With this in mind, we might look at any one of the many Shakespeare adaptations and realize it is as much a creation as a recreation. In fact, the Chicago Shakespeare Theater's current production - the Q brother's dazzling and manic Othello: The Remix - starts their totally rapped adaptation of Othello by bringing up issues of artistic license. As audience members seat themselves, the fifth member of the troupe - the D.J. - spins what club-goers are pretty used to: modern hip hop spliced with tunes from the past. Poignantly, the final song spun before the four-person show begins combines the Bee Gees' "Stayin' Alive" with modern rap. Then, the emotional tour de force begins, and the four players repeat, in unison, "Good storytellers borrow, but great ones steal": a confident and assertive start to one of the most freshly imagined (re)makes of Shakespeare I've seen on the stage. This canny knowingness - breaking the fourth wall - continues throughout the swiftly moving, sharply funny, and startlingly emotional performance. As a result, comedy and tragedy break in when least expected: you laugh at the staginess of Desdemona's final, postmortem moan, but, in the same breath, are eviscerated by the rage of Iago's twisted, Eminem-like rhymes, and by the weird mix of pride and self-disgust in Othello's final, multisyllabic rhymes before his suicide.
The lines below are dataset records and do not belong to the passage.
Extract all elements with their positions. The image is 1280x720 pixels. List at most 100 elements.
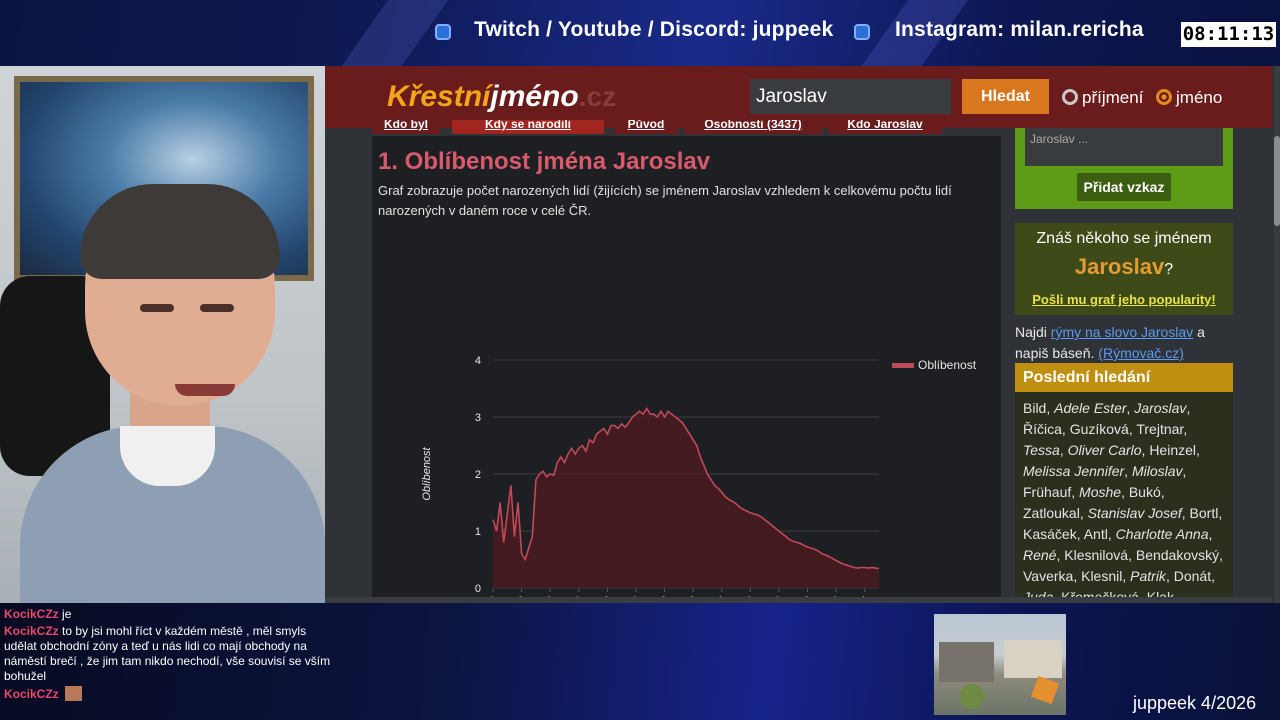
page-title: 1. Oblíbenost jména Jaroslav (378, 148, 711, 175)
person-hair (80, 184, 280, 279)
recent-search-link[interactable]: Moshe (1079, 484, 1122, 500)
site-logo[interactable]: Křestníjméno.cz (387, 80, 616, 114)
recent-search-link[interactable]: Melissa Jennifer (1023, 463, 1125, 479)
recent-search-link[interactable]: Miloslav (1131, 463, 1183, 479)
tab-puvod[interactable]: Původ (614, 120, 678, 134)
vertical-scrollbar[interactable] (1274, 66, 1280, 603)
webcam-feed (0, 66, 325, 603)
chat-username[interactable]: KocikCZz (4, 607, 59, 621)
stream-overlay-topbar: Twitch / Youtube / Discord: juppeek Inst… (0, 0, 1280, 66)
recent-search-link[interactable]: Zatloukal (1023, 505, 1080, 521)
person-tshirt (120, 426, 215, 486)
promo-text: Znáš někoho se jménem (1036, 230, 1212, 247)
recent-search-link[interactable]: Patrik (1130, 568, 1166, 584)
recent-search-link[interactable]: Jaroslav (1134, 400, 1187, 416)
scrollbar-thumb[interactable] (1274, 136, 1280, 226)
tab-osobnosti[interactable]: Osobnosti (3437) (684, 120, 822, 134)
chat-username[interactable]: KocikCZz (4, 624, 59, 638)
y-tick-label: 4 (475, 355, 481, 367)
recent-search-link[interactable]: Klesnil (1081, 568, 1123, 584)
recent-searches-list: Bild, Adele Ester, Jaroslav, Říčica, Guz… (1023, 400, 1224, 603)
recent-search-link[interactable]: Kasáček (1023, 526, 1077, 542)
recent-search-link[interactable]: Bortl (1189, 505, 1219, 521)
chat-panel: KocikCZz je KocikCZz to by jsi mohl říct … (4, 607, 334, 704)
recent-search-link[interactable]: Antl (1083, 526, 1108, 542)
y-axis-label: Oblíbenost (421, 446, 433, 500)
chat-text: to by jsi mohl říct v každém městě , měl… (4, 624, 331, 683)
rhymes-mid: a napiš báseň. (1015, 324, 1205, 361)
legend-swatch (892, 363, 914, 368)
promo-name-line: Jaroslav? (1015, 254, 1233, 280)
logo-part2: jméno (490, 80, 579, 113)
social-handles: Twitch / Youtube / Discord: juppeek (474, 18, 834, 41)
recent-search-link[interactable]: Bild (1023, 400, 1047, 416)
radio-name[interactable]: jméno (1156, 88, 1222, 108)
recent-searches-title: Poslední hledání (1015, 363, 1233, 392)
logo-part1: Křestní (387, 80, 491, 113)
recent-search-link[interactable]: Trejtnar (1136, 421, 1184, 437)
orange-object (1030, 675, 1060, 705)
message-box: Jaroslav ... Přidat vzkaz (1015, 128, 1233, 209)
rymovac-link[interactable]: (Rýmovač.cz) (1098, 345, 1184, 361)
cat-emote-icon (65, 686, 83, 701)
recent-search-link[interactable]: Bendakovský (1135, 547, 1220, 563)
recent-search-link[interactable]: Frühauf (1023, 484, 1072, 500)
recent-search-link[interactable]: Vaverka (1023, 568, 1074, 584)
recent-search-link[interactable]: Říčica (1023, 421, 1062, 437)
chat-username[interactable]: KocikCZz (4, 687, 59, 701)
watermark: juppeek 4/2026 (1133, 693, 1257, 713)
street-camera-feed (934, 614, 1066, 715)
main-content: 1. Oblíbenost jména Jaroslav Graf zobraz… (372, 136, 1001, 603)
recent-search-link[interactable]: Heinzel (1149, 442, 1197, 458)
series-area (493, 408, 879, 588)
share-graph-link[interactable]: Pošli mu graf jeho popularity! (1032, 292, 1216, 307)
clock: 08:11:13 (1181, 22, 1276, 47)
building (939, 642, 994, 682)
promo-question: ? (1164, 261, 1174, 278)
message-textarea[interactable]: Jaroslav ... (1025, 128, 1223, 166)
y-tick-label: 3 (475, 412, 481, 424)
search-button[interactable]: Hledat (962, 79, 1049, 114)
radio-surname-label: příjmení (1082, 88, 1144, 107)
browser-viewport: Křestníjméno.cz Hledat příjmení jméno Kd… (325, 66, 1280, 603)
instagram-handle: Instagram: milan.rericha (895, 18, 1144, 41)
promo-name: Jaroslav (1074, 254, 1165, 279)
radio-surname[interactable]: příjmení (1062, 88, 1143, 108)
horizontal-scrollbar[interactable] (325, 597, 1272, 603)
site-header: Křestníjméno.cz Hledat příjmení jméno (325, 66, 1272, 128)
y-tick-label: 1 (475, 526, 481, 538)
person-eye (140, 304, 174, 312)
person-smile (175, 384, 235, 396)
logo-part3: .cz (578, 81, 617, 112)
building (1004, 640, 1062, 678)
recent-search-link[interactable]: Adele Ester (1054, 400, 1127, 416)
chat-message: KocikCZz je (4, 607, 334, 622)
recent-search-link[interactable]: Oliver Carlo (1067, 442, 1142, 458)
person-eye (200, 304, 234, 312)
recent-search-link[interactable]: Charlotte Anna (1115, 526, 1209, 542)
rhymes-link[interactable]: rýmy na slovo Jaroslav (1050, 324, 1194, 340)
search-input[interactable] (750, 79, 951, 114)
tab-kdo-byl[interactable]: Kdo byl (372, 120, 440, 134)
tab-kdy-se-narodili[interactable]: Kdy se narodili (452, 120, 604, 134)
legend-label: Oblíbenost (918, 358, 977, 372)
instagram-icon (854, 24, 870, 40)
twitch-icon (435, 24, 451, 40)
recent-search-link[interactable]: Donát (1173, 568, 1212, 584)
recent-search-link[interactable]: Guzíková (1069, 421, 1129, 437)
chat-message: KocikCZz (4, 686, 334, 702)
add-message-button[interactable]: Přidat vzkaz (1077, 173, 1171, 201)
chart-description: Graf zobrazuje počet narozených lidí (ži… (378, 183, 952, 218)
tab-kdo-jaroslav[interactable]: Kdo Jaroslav (828, 120, 942, 134)
chat-text: je (62, 607, 72, 621)
recent-search-link[interactable]: Klesnilová (1064, 547, 1129, 563)
recent-search-link[interactable]: Tessa (1023, 442, 1060, 458)
y-tick-label: 0 (475, 583, 481, 595)
rhymes-prefix: Najdi (1015, 324, 1051, 340)
radio-name-label: jméno (1176, 88, 1223, 107)
recent-search-link[interactable]: Bukó (1128, 484, 1161, 500)
recent-search-link[interactable]: René (1023, 547, 1057, 563)
popularity-chart: 0123419101918192619341942195019581966197… (421, 355, 977, 603)
recent-search-link[interactable]: Stanislav Josef (1087, 505, 1182, 521)
rhymes-text: Najdi rýmy na slovo Jaroslav a napiš bás… (1015, 322, 1233, 364)
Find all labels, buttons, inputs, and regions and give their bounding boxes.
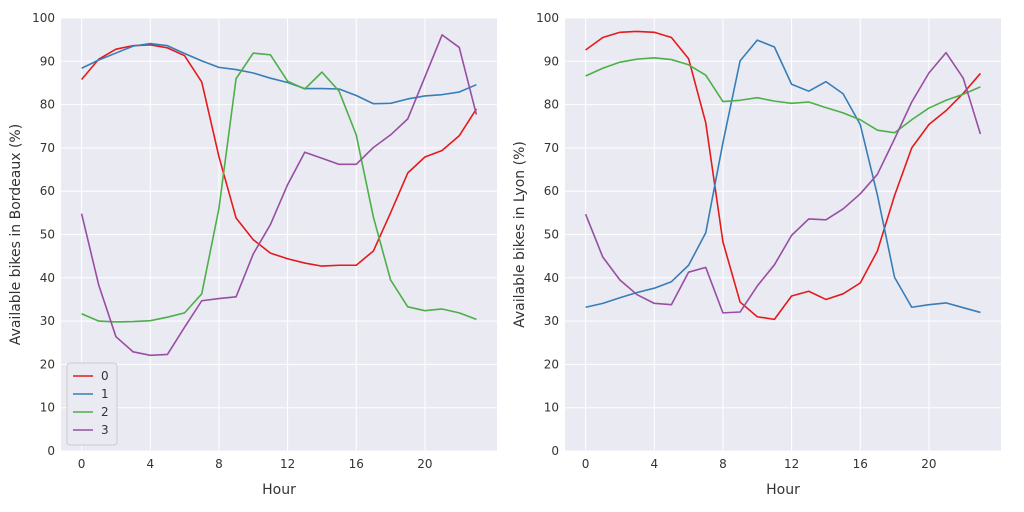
panel-1-y-tick-label: 70 (40, 141, 55, 155)
panel-2-series-line-1 (585, 39, 981, 314)
panel-1-y-tick-label: 60 (40, 184, 55, 198)
panel-2-x-tick-label: 12 (784, 457, 799, 471)
panel-2-y-tick-label: 90 (544, 54, 559, 68)
panel-1-series-line-0 (80, 44, 478, 267)
panel-2-y-tick-label: 20 (544, 357, 559, 371)
panel-1-x-tick-label: 16 (349, 457, 364, 471)
panel-1-legend: 0 1 2 3 (66, 362, 118, 446)
panel-1-y-tick-label: 30 (40, 314, 55, 328)
panel-2-y-tick-label: 80 (544, 98, 559, 112)
panel-1-x-tick-label: 12 (280, 457, 295, 471)
panel-1-series-line-2 (81, 52, 477, 323)
panel-1-legend-label-2: 2 (101, 405, 109, 419)
panel-2-y-axis-label: Available bikes in Lyon (%) (512, 141, 528, 328)
panel-1-y-tick-label: 40 (40, 271, 55, 285)
panel-1-y-tick-label: 100 (32, 11, 55, 25)
panel-1-x-axis-label: Hour (262, 482, 296, 498)
panel-1-y-tick-label: 20 (40, 357, 55, 371)
panel-2-x-tick-label: 16 (853, 457, 868, 471)
panel-1-x-tick-label: 8 (215, 457, 223, 471)
panel-2-x-axis-label: Hour (766, 482, 800, 498)
panel-1-y-tick-label: 50 (40, 228, 55, 242)
panel-1-y-axis-label: Available bikes in Bordeaux (%) (8, 124, 24, 345)
panel-1-legend-frame (66, 362, 118, 446)
panel-1-y-tick-label: 80 (40, 98, 55, 112)
panel-2-chart: 0 10 20 30 40 50 60 70 80 90 100 0 4 8 12 16 20 Hour Avail… (512, 11, 1001, 498)
panel-2-series-line-0 (585, 30, 982, 321)
panel-2-y-tick-label: 10 (544, 401, 559, 415)
panel-2-series-line-2 (585, 57, 981, 134)
panel-1-legend-label-1: 1 (101, 387, 109, 401)
panel-1-x-tick-label: 20 (417, 457, 432, 471)
panel-2-y-tick-label: 70 (544, 141, 559, 155)
panel-2-y-tick-label: 0 (551, 444, 559, 458)
panel-2-y-tick-label: 60 (544, 184, 559, 198)
panel-1-legend-label-3: 3 (101, 423, 109, 437)
panel-2-series-line-3 (584, 51, 982, 314)
panel-1-legend-label-0: 0 (101, 369, 109, 383)
panel-1-x-tick-label: 0 (78, 457, 86, 471)
panel-2-y-tick-label: 40 (544, 271, 559, 285)
panel-2-x-tick-label: 8 (719, 457, 727, 471)
panel-2-y-tick-label: 30 (544, 314, 559, 328)
panel-1-x-tick-label: 4 (146, 457, 154, 471)
panel-2-x-tick-label: 4 (650, 457, 658, 471)
panel-1-y-tick-label: 10 (40, 401, 55, 415)
panel-2-y-tick-label: 100 (536, 11, 559, 25)
panel-1-series-line-3 (80, 34, 478, 357)
panel-1-y-tick-label: 90 (40, 54, 55, 68)
panel-1-series-line-1 (81, 42, 477, 105)
panel-1-y-tick-label: 0 (47, 444, 55, 458)
panel-2-y-tick-label: 50 (544, 228, 559, 242)
panel-2-x-tick-label: 0 (582, 457, 590, 471)
panel-2-x-tick-label: 20 (921, 457, 936, 471)
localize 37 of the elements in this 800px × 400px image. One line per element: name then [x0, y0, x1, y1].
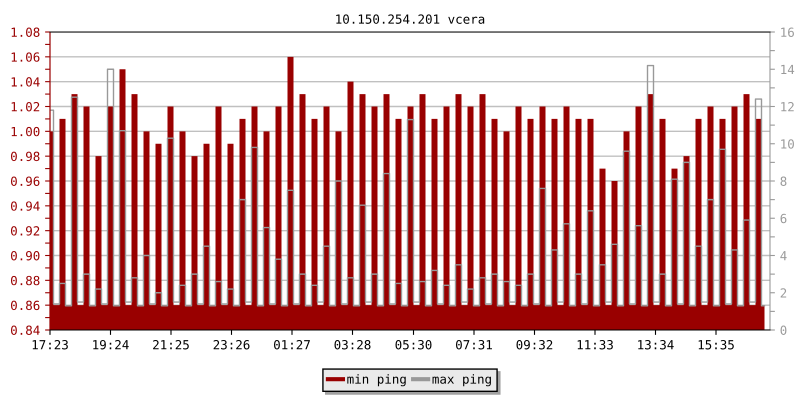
x-tick-label: 21:25 — [153, 340, 189, 350]
x-tick-label: 17:23 — [32, 340, 68, 350]
y-tick-label: 1.06 — [12, 52, 40, 62]
x-tick-label: 07:31 — [456, 340, 492, 350]
y2-tick-label: 10 — [781, 139, 794, 149]
y-tick-label: 1.08 — [12, 28, 40, 37]
x-tick-label: 09:32 — [516, 340, 552, 350]
y-tick-label: 0.86 — [10, 300, 40, 310]
y2-tick-label: 12 — [781, 102, 794, 112]
y2-tick-label: 0 — [780, 326, 786, 335]
legend-label: min ping — [347, 374, 406, 386]
x-tick-label: 15:35 — [698, 340, 734, 350]
y2-tick-label: 2 — [780, 288, 786, 298]
x-tick-label: 13:34 — [638, 340, 674, 350]
y-tick-label: 0.92 — [10, 226, 40, 236]
y2-tick-label: 8 — [780, 176, 786, 186]
y-tick-label: 1.02 — [12, 102, 40, 112]
y-tick-label: 1.00 — [12, 126, 40, 136]
y2-tick-label: 6 — [780, 214, 786, 224]
x-tick-label: 23:26 — [214, 340, 250, 350]
y-tick-label: 0.98 — [10, 152, 40, 162]
y2-tick-label: 4 — [780, 251, 787, 260]
y-tick-label: 0.96 — [10, 176, 40, 186]
y-tick-label: 0.94 — [10, 201, 40, 211]
x-tick-label: 19:24 — [93, 340, 129, 350]
y2-tick-label: 14 — [781, 64, 794, 74]
x-tick-label: 11:33 — [578, 340, 613, 350]
y-tick-label: 0.90 — [10, 251, 40, 260]
y-tick-label: 0.88 — [10, 276, 40, 286]
chart-title: 10.150.254.201 vcera — [336, 14, 484, 24]
x-tick-label: 03:28 — [334, 340, 371, 350]
y-tick-label: 1.04 — [12, 77, 40, 87]
y-tick-label: 0.84 — [10, 326, 40, 335]
y2-tick-label: 16 — [781, 28, 794, 37]
x-tick-label: 05:30 — [396, 340, 432, 350]
legend-label: max ping — [432, 374, 491, 386]
x-tick-label: 01:27 — [274, 340, 310, 350]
The Q brothers thus offer a terrific epitaph in general for our not-so-recently deceased bard: "Good storytellers borrow, but great ones steal." Shakespeare really stays alive, just like the remixed Bee Gees, in being cut apart, reexamined, and freshly felt, not preserved like some biological specimen in formaldehyde. In our creepy celebrations of Shakespeare's death, we might create something new, real, and raw from lines that are so dated they've taken on a weird life of their own ["To be or not to be"]. We leave our own time to face a distant, unknowable past - that undiscovered country of history, the dead with their weird outfits and "thou's," who seem so separated from us that they must not be really real, like us - and we return to our own moment, perhaps realizing that we, too, are not For All Time, but instead are in time. 400 years later, and there aren't any geniuses to save us, just people exploring the big questions together.